Zu Gunsten der EU, zu Lasten der Schweiz
Wir können uns die demütige Haltung «Ja nichts unternehmen,
was der EU Sorgen bereiten könnte» einfach nicht mehr leisten.
Letztes Jahr erhielten in der Schweiz 2253 Personen Asyl. Weil 1506 dieser
Aufgenommenen Familienangehörige waren, wurden eigentlich nur gerade
747 Asylgesuche gutgeheissen. Allein für die Bundeskasse verursachte
das Asylwesen letztes Jahr Kosten von 883 Millionen Franken. Dazu kommen all
die Ausgaben ausserhalb des Bundesbudgets, von der Einschulung (Gemeinden)

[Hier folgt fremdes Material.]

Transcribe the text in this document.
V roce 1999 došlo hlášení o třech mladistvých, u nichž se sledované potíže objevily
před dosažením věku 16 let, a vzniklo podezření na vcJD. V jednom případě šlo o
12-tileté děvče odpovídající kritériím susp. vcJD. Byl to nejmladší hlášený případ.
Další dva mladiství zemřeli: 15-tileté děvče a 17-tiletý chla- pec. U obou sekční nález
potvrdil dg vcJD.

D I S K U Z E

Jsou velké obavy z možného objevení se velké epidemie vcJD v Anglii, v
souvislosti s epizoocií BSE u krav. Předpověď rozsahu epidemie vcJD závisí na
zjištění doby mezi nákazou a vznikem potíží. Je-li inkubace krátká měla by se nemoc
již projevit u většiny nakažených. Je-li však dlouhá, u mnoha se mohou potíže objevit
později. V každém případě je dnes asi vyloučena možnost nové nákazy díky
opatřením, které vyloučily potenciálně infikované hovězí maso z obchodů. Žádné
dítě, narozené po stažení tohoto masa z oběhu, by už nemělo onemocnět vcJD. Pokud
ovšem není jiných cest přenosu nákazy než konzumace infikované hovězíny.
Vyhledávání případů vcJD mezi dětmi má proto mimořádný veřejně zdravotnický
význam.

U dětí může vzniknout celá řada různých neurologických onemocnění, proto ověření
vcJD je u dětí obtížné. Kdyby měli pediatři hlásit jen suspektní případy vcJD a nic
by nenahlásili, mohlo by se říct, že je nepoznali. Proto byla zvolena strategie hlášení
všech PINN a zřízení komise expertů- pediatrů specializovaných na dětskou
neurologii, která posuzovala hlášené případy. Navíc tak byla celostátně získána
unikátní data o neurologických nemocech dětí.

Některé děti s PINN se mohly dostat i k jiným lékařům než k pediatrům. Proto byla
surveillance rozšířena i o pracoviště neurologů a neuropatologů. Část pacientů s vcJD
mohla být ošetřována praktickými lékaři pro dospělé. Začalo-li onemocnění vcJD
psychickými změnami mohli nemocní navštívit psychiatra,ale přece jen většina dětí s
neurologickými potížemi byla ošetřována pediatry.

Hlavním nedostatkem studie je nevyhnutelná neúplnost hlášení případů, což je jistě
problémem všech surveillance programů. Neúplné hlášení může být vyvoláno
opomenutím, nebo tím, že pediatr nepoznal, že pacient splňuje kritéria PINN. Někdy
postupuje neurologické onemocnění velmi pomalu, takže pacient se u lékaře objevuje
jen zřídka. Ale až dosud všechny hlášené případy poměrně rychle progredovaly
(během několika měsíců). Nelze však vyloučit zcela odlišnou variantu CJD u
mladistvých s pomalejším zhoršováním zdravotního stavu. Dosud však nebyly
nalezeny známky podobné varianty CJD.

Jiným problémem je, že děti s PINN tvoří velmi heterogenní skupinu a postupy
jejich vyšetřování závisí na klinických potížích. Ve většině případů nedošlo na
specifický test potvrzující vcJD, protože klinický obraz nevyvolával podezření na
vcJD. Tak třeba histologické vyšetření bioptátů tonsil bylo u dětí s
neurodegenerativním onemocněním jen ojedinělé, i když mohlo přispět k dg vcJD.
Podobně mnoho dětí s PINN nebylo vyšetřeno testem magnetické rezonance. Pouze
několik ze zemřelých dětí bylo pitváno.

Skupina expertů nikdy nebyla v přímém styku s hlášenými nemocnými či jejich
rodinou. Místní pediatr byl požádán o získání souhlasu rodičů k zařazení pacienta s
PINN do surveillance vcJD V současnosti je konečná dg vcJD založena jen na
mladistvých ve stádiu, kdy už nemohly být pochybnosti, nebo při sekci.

über die Krankheitskosten bis zu den Kosten des Justizapparats (Kantone).
Selbst die «Weltwoche» kommt zum Schluss, dass das Asylwesen die
Schweiz jährlich um zwei Milliarden Franken belastet. Bis ein einziger
Flüchtling aufgenommen werden kann, fallen Kosten von einer vollen Million
an.
Zwei Milliarden Franken für das Asylwesen! Das ist halb so viel, wie der Bund für die ganze Landwirtschaft ausgibt. Mit Humanität hat solche Geldverschwendung nicht mehr viel zu tun. Um so schlimmer, dass diese ganze Politik des fortlaufenden Versagens auf Kosten des Schweizer Steuerzahlers geführt wird mit dem Ziel vor Augen, der EU einen Dienst zu erweisen. Obwohl rechtsgültig abgeschlossene internationale Verträge Abhilfe schaffen könnten.